7. In the SAML Configuration section edit the newly created service and change NameID Value to Email or Username, depending on your chosen identifier (ie. the User login setting which you specified on the Adobe form).
8. Click Submit.
9. Proceed with configuring Adobe.
Migrating Adobe SSO from SHA1 to SHA256
Adobe Side:
- In Adobe Admin Console>Settings>Directories.
- Select the Edit action for the directory. Then click Details>“Select Add new IdP”
- Select Other SAML providers. Click Next.
- Save Adobe’s XML file from the Adobe Admin Console
- Login to Cloudwork Dashboard, navigate to Single Sign On>Identity Provider
- Under XML, Click download and save Cloudwork’s XML file.

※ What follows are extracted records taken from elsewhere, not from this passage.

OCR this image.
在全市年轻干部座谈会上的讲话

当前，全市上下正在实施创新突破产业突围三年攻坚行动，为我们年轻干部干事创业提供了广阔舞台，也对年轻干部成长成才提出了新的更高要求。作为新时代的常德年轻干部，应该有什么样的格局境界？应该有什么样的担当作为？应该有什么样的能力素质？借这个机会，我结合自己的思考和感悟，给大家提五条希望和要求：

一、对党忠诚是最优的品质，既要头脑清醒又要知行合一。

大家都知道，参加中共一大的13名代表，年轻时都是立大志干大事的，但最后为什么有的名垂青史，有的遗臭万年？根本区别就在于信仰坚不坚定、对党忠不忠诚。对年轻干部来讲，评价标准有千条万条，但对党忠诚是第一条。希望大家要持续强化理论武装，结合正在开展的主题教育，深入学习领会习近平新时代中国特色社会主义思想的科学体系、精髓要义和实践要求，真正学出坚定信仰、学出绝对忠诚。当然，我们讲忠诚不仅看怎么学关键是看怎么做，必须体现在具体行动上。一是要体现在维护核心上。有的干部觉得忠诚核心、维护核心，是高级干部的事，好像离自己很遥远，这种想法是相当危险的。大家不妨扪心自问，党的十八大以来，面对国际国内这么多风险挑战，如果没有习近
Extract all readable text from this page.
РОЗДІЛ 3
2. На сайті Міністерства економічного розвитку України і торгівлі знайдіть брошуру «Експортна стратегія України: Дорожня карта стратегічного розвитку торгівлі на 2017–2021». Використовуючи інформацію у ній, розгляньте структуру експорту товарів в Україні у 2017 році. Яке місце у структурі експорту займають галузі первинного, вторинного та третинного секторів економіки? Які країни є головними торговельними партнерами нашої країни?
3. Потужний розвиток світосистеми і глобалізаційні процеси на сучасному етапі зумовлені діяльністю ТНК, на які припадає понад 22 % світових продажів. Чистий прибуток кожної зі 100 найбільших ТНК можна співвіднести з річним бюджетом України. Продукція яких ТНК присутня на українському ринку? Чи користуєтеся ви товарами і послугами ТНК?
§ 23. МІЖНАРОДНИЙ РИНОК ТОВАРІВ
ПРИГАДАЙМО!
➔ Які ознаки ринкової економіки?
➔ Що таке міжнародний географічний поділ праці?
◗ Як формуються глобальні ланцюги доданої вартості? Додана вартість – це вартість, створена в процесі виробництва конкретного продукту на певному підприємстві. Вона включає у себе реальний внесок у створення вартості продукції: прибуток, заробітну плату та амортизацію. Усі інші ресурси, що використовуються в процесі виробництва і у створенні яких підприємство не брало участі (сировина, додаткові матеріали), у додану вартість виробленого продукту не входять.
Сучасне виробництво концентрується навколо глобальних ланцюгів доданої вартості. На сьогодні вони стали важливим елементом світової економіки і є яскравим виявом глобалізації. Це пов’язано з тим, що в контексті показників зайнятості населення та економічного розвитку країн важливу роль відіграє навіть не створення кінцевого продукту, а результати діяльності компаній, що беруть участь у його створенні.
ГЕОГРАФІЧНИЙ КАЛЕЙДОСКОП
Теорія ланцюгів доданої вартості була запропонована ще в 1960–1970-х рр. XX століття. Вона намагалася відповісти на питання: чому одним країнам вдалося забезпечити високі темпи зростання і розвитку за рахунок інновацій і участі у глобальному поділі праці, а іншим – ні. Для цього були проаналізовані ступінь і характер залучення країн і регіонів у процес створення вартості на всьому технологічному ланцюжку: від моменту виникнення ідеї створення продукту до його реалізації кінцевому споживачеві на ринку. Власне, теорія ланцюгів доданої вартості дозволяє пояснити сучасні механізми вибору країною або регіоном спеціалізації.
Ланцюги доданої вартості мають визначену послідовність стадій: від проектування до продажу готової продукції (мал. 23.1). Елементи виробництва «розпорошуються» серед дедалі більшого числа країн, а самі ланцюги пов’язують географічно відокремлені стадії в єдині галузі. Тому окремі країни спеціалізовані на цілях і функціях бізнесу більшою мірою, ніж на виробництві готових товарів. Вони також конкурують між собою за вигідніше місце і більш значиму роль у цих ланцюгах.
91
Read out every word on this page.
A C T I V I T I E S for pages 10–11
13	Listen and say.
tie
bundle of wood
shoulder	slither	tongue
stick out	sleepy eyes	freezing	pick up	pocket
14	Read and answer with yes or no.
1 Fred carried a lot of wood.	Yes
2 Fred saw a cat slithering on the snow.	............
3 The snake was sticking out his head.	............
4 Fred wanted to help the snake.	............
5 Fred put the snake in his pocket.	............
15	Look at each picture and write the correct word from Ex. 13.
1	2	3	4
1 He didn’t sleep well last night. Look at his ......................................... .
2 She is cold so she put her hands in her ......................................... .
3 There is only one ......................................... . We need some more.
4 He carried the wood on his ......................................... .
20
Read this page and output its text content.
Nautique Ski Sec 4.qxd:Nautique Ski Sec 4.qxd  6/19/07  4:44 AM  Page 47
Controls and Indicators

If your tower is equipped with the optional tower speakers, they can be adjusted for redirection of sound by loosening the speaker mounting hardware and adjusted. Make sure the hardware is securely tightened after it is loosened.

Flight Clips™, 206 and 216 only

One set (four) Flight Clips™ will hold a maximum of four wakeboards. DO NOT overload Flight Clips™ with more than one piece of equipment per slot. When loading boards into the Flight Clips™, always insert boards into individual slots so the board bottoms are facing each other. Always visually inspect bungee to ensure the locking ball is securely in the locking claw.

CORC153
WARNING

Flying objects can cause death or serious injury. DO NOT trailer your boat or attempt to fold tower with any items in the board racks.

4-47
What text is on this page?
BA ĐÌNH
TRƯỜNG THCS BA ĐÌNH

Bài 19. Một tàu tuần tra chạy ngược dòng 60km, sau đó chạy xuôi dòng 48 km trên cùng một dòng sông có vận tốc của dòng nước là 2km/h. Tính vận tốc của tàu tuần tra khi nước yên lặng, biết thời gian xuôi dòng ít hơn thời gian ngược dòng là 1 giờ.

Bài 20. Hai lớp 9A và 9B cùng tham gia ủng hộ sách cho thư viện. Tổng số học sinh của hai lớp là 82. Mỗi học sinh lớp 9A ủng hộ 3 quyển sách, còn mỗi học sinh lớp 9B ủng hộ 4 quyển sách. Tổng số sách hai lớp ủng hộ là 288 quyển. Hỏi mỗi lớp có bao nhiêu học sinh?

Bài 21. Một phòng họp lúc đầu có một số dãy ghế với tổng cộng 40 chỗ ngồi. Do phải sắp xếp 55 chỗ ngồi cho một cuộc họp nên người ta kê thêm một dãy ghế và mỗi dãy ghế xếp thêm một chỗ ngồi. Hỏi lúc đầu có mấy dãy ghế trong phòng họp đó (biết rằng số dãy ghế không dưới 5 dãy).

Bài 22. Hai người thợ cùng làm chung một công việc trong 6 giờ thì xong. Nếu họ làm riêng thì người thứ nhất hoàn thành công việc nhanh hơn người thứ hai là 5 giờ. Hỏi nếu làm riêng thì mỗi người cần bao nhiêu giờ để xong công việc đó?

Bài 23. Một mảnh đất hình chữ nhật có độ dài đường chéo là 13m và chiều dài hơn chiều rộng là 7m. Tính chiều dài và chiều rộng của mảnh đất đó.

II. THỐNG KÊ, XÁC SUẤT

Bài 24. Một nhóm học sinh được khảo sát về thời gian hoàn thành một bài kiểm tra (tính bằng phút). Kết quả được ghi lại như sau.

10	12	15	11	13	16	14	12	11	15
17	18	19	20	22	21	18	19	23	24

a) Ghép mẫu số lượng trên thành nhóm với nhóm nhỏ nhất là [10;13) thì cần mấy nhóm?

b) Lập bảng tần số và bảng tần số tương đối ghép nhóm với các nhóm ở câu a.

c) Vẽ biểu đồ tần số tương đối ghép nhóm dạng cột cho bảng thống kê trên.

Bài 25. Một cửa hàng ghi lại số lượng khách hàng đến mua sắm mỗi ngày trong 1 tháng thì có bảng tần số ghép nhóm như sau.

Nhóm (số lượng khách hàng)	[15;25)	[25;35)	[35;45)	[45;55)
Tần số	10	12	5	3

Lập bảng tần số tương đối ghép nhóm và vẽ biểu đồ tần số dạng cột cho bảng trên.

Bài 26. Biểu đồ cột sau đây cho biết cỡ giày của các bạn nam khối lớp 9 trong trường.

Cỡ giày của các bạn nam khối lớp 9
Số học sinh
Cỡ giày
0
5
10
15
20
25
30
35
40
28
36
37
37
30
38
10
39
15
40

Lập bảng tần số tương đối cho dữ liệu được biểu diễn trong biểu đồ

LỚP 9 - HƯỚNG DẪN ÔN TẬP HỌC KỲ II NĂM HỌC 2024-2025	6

- Upload Cloudwork’s XML file to the Adobe Admin Console. Then, click Save
Cloudwork Side:
- Login Cloudwork Dashboard, navigate to Single Sign On>Add New service
- Click Adobe Cloud
- Upload Adobe’s XML file and click Submit
- Go the service>SAML Config>Edit
- In Signature Algorithm, select SHA256
- Click Submit
Testing SSO Service:
- In the Adobe Admin Console>Directory details, choose the new authentication profile you just created.
- Click Test to verify whether the configuration is set up correctly.
- If Test passes, Click Activate to migrate to the new authentication profile. Once done, the new profile displays In use.
- After activating, make sure the value of the Subject field in the assertion from the new SAML configuration matches the existing users' username format in the Admin Console.